The study, led by Dr. Noa Katz, demonstrates that a combined synthetic biology and machine learning approach can result in the discovery of molecules which can bind proteins from two distinct viruses.
For the past two decades, they wrote, synthetic biologists have built a portfolio of increasingly sophisticated biological circuits that are able to perform logical functions inside living cells. Such circuits are made from “biological parts” which are biochemical analogs of electronic components that are routinely used for the design of electrical circuits.
Unfortunately, unlike their electronic counterparts, connecting biological parts to form circuits often fails.” This is mostly due to the fact that many parts are short sequences of DNA or RNA, and connecting them introduces unpredictable and undesirable sequence effects. As a result, many repetitive trial-and-error efforts are often needed before a successful design is achieved.

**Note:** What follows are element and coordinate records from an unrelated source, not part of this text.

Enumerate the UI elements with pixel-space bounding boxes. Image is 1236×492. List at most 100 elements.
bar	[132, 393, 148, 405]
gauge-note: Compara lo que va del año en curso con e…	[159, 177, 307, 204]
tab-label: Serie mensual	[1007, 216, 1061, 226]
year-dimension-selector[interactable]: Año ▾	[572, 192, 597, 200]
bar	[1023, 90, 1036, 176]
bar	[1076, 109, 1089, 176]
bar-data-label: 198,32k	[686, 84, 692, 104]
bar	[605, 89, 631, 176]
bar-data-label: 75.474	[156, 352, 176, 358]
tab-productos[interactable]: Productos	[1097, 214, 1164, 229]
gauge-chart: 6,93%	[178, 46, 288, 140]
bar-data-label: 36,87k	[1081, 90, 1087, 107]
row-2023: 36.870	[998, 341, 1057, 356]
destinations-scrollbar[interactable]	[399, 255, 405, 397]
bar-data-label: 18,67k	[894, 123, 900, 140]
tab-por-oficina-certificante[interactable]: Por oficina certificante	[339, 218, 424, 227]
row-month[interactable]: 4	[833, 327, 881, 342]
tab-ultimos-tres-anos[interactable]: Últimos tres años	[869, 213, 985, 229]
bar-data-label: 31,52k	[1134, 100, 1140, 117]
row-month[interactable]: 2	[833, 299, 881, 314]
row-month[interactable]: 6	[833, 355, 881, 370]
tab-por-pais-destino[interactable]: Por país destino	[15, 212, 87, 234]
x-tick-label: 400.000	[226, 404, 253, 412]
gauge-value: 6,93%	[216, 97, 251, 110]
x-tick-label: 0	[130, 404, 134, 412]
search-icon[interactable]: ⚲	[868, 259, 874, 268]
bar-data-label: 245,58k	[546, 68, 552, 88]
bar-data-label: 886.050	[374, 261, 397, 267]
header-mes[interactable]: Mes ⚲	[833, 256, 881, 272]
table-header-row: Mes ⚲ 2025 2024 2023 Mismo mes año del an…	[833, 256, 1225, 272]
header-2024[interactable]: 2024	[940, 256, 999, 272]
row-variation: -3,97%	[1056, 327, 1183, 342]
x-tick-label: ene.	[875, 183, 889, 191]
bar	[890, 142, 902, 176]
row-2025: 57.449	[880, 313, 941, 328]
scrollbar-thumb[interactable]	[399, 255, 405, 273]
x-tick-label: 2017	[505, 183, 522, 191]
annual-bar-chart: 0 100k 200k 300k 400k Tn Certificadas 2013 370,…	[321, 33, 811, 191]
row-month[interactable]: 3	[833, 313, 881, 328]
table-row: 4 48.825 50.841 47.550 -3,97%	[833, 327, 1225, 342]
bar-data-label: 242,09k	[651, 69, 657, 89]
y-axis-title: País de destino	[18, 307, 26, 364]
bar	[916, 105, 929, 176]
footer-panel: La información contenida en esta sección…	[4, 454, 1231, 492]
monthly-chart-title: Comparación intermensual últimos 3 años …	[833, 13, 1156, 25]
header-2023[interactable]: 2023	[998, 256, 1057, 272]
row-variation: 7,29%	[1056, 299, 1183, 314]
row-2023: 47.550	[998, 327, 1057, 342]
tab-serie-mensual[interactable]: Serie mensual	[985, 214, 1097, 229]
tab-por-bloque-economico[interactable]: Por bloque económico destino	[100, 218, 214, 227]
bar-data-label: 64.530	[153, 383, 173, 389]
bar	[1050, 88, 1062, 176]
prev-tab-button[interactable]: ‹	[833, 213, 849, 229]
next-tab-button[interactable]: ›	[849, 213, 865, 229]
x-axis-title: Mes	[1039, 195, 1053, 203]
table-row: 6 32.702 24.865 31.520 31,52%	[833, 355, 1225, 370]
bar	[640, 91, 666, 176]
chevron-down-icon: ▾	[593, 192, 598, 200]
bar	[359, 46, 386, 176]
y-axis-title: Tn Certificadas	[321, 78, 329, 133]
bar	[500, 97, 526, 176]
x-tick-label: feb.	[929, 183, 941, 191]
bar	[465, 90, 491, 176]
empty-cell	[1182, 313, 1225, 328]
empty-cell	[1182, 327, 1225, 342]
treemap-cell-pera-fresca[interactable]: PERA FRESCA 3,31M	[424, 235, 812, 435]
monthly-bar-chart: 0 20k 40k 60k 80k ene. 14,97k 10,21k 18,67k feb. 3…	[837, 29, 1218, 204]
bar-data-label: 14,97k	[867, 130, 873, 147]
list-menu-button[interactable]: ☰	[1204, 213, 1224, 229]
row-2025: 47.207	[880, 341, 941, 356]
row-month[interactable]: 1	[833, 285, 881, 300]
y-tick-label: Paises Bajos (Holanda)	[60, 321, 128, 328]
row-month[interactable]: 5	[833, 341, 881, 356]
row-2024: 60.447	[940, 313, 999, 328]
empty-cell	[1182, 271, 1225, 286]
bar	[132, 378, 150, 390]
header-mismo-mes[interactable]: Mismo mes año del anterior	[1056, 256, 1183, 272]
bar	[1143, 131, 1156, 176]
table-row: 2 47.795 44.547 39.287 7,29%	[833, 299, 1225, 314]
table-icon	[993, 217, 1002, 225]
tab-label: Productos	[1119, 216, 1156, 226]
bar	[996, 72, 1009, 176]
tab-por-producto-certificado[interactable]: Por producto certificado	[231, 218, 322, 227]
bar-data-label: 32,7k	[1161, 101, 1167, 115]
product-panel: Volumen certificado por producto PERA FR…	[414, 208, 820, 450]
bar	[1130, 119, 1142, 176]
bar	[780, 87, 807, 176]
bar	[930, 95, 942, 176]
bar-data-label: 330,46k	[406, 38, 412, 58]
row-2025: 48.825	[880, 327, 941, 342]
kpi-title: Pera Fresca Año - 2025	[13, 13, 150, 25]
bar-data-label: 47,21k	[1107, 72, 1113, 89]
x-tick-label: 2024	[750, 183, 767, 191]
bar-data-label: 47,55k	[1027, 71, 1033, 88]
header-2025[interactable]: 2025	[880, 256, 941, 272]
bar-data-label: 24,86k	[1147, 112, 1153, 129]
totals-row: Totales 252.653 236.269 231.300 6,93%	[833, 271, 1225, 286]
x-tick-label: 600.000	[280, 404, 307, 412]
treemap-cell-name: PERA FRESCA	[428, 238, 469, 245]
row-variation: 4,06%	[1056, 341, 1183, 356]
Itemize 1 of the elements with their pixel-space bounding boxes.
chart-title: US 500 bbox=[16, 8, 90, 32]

The traditional method for identifying therapeutics is to apply a low-throughput and labor-intensive screen for molecules that might perform the required function. In contrast, the synthetic biology and machine learning approach seeks to map the “space” of potential interactions so that molecules with the desired properties can be reliably predicted. This is done by first generating a large and high-quality experimental dataset from a collection of various known and suspected potential virus-protein-binding molecules. The dataset is then used to train a neural network to allow it to form a multidimensional mathematical function representing the collective’s protein-binding capability.

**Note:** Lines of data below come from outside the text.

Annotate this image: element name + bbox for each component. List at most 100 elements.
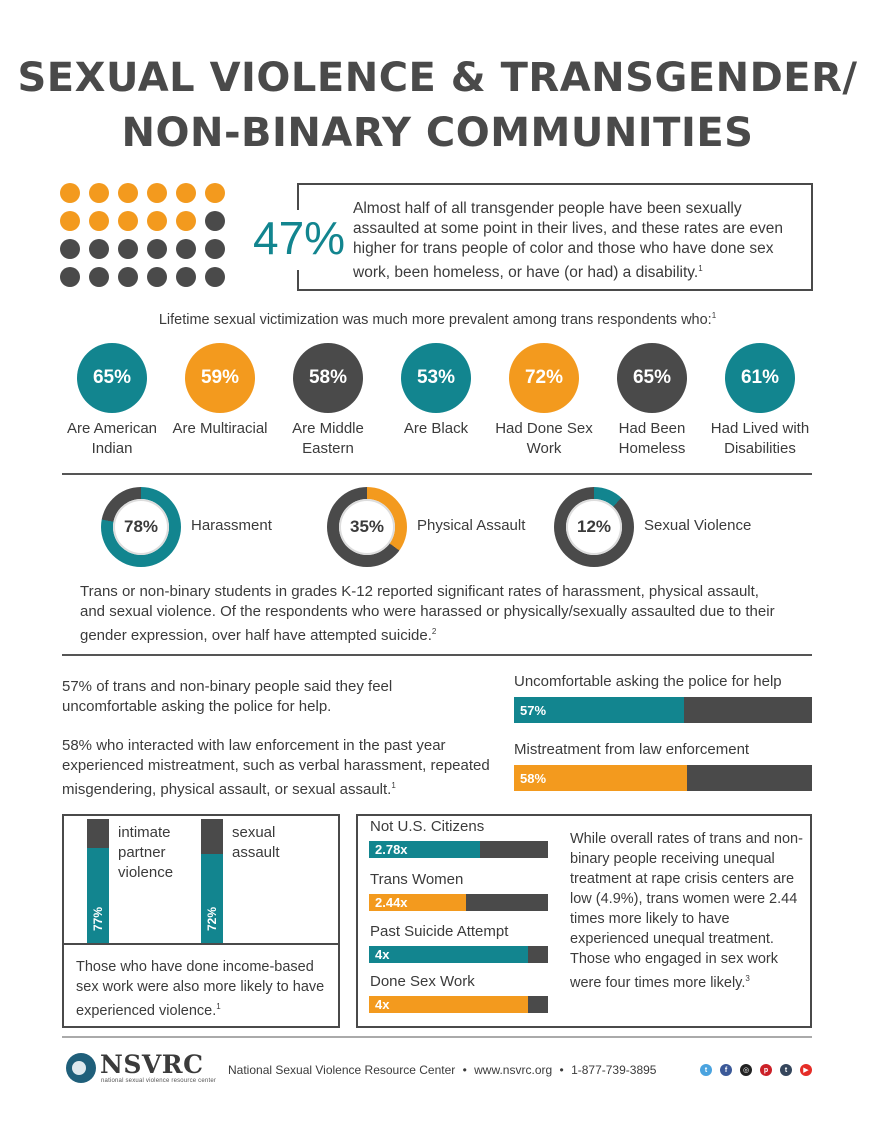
rc-bar-label: Past Suicide Attempt [370, 923, 509, 940]
lifetime-circle: 59% [185, 343, 255, 413]
lifetime-heading: Lifetime sexual victimization was much m… [0, 311, 875, 328]
intro-percent: 47% [253, 212, 346, 264]
police-bar-label: Uncomfortable asking the police for help [514, 673, 782, 690]
dot-highlighted [205, 183, 225, 203]
nsvrc-logo-text[interactable]: NSVRC [100, 1050, 204, 1079]
sexwork-box-divider [62, 943, 340, 945]
donut-value: 12% [566, 499, 622, 555]
rc-bar-value: 4x [375, 997, 390, 1012]
dot-grid-47-percent [60, 183, 230, 293]
sexwork-bar-fill [87, 847, 109, 943]
police-footnote: 1 [391, 781, 396, 790]
police-para-2-body: 58% who interacted with law enforcement … [62, 737, 490, 798]
lifetime-circle: 65% [77, 343, 147, 413]
footer-separator-1: • [462, 1063, 467, 1077]
students-text: Trans or non-binary students in grades K… [80, 582, 780, 646]
police-bar: 58% [514, 765, 812, 791]
rape-crisis-text: While overall rates of trans and non-bin… [570, 829, 805, 993]
footer-contact: National Sexual Violence Resource Center… [228, 1063, 656, 1077]
donut-chart: 78% [101, 487, 181, 567]
twitter-icon[interactable]: t [700, 1064, 712, 1076]
youtube-icon[interactable]: ▶ [800, 1064, 812, 1076]
rc-bar-label: Not U.S. Citizens [370, 818, 485, 835]
dot-base [147, 267, 167, 287]
rape-crisis-text-body: While overall rates of trans and non-bin… [570, 831, 803, 991]
intro-text: Almost half of all transgender people ha… [353, 199, 798, 283]
sexwork-bar-label: sexual assault [232, 824, 280, 861]
sexwork-bar: 77% [87, 819, 109, 943]
sexwork-bar-label: intimate partner violence [118, 824, 174, 881]
dot-highlighted [89, 183, 109, 203]
rc-bar: 2.78x [369, 841, 548, 858]
rc-bar-fill [369, 946, 529, 963]
lifetime-label: Had Been Homeless [618, 420, 686, 457]
footer-separator-2: • [559, 1063, 564, 1077]
rc-bar: 4x [369, 996, 548, 1013]
lifetime-circle: 65% [617, 343, 687, 413]
dot-base [205, 211, 225, 231]
dot-base [147, 239, 167, 259]
donut-chart: 12% [554, 487, 634, 567]
tumblr-icon[interactable]: t [780, 1064, 792, 1076]
lifetime-circle: 58% [293, 343, 363, 413]
divider-1 [62, 473, 812, 475]
sexwork-box [62, 814, 340, 1028]
dot-base [205, 239, 225, 259]
dot-highlighted [60, 211, 80, 231]
students-text-body: Trans or non-binary students in grades K… [80, 583, 775, 644]
rc-bar-value: 4x [375, 947, 390, 962]
dot-highlighted [118, 211, 138, 231]
rape-crisis-box [356, 814, 812, 1028]
lifetime-circle: 61% [725, 343, 795, 413]
dot-base [118, 267, 138, 287]
lifetime-heading-text: Lifetime sexual victimization was much m… [158, 311, 712, 328]
dot-base [60, 239, 80, 259]
dot-highlighted [60, 183, 80, 203]
dot-highlighted [176, 183, 196, 203]
page-title-line-1: SEXUAL VIOLENCE & TRANSGENDER/ [17, 55, 858, 101]
lifetime-label: Had Lived with Disabilities [710, 420, 810, 457]
instagram-icon[interactable]: ◎ [740, 1064, 752, 1076]
rc-bar-label: Trans Women [370, 871, 464, 888]
lifetime-label: Are American Indian [66, 420, 158, 457]
footer-website-link[interactable]: www.nsvrc.org [474, 1063, 553, 1077]
lifetime-circle: 53% [401, 343, 471, 413]
police-bar-value: 57% [520, 702, 547, 718]
divider-2 [62, 654, 812, 656]
intro-text-body: Almost half of all transgender people ha… [353, 200, 783, 282]
police-para-2: 58% who interacted with law enforcement … [62, 736, 492, 800]
dot-base [176, 267, 196, 287]
intro-footnote: 1 [698, 264, 703, 273]
rc-bar-value: 2.44x [375, 895, 408, 910]
donut-label: Physical Assault [417, 517, 526, 534]
rc-bar-fill [369, 996, 529, 1013]
pinterest-icon[interactable]: p [760, 1064, 772, 1076]
rc-bar-label: Done Sex Work [370, 973, 475, 990]
rape-crisis-footnote: 3 [745, 974, 750, 983]
donut-value: 78% [113, 499, 169, 555]
dot-base [60, 267, 80, 287]
police-bar: 57% [514, 697, 812, 723]
lifetime-footnote: 1 [711, 311, 717, 320]
footer-org: National Sexual Violence Resource Center [228, 1063, 456, 1077]
sexwork-footnote: 1 [216, 1002, 221, 1011]
facebook-icon[interactable]: f [720, 1064, 732, 1076]
sexwork-text-body: Those who have done income-based sex wor… [76, 959, 325, 1019]
rc-bar-value: 2.78x [375, 842, 408, 857]
dot-base [118, 239, 138, 259]
footer-phone: 1-877-739-3895 [571, 1063, 657, 1077]
donut-label: Sexual Violence [644, 517, 752, 534]
dot-highlighted [176, 211, 196, 231]
dot-highlighted [147, 211, 167, 231]
rc-bar-fill [369, 894, 467, 911]
lifetime-label: Had Done Sex Work [495, 420, 593, 457]
sexwork-bar-value: 72% [205, 906, 219, 932]
police-bar-fill [514, 765, 687, 791]
sexwork-bar: 72% [201, 819, 223, 943]
lifetime-circle: 72% [509, 343, 579, 413]
lifetime-label: Are Middle Eastern [292, 420, 364, 457]
nsvrc-logo-globe-icon [66, 1053, 96, 1083]
sexwork-bar-value: 77% [91, 906, 105, 932]
dot-base [89, 239, 109, 259]
dot-base [89, 267, 109, 287]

Once computed, such a function can then be used in reverse. Namely, it can be used to identify regions of high binding capability, and extract “predicted” molecules not previously tested. These unseen or predicted molecules can then be synthesized and tested for the desired biological functionality.
The researchers applied this approach to first map out the binding space of two distinct coat proteins from two different bacteria-attacking viruses, and then synthesized and validated RNA molecules that were predicted to be at the interface between the two spaces, and which therefore possess both functionalities. This achievement provides the scientific community with a blueprint for an approach that can be used to identify novel RNA sequences that could potentially become key ingredients of broad-spectrum antiviral drugs.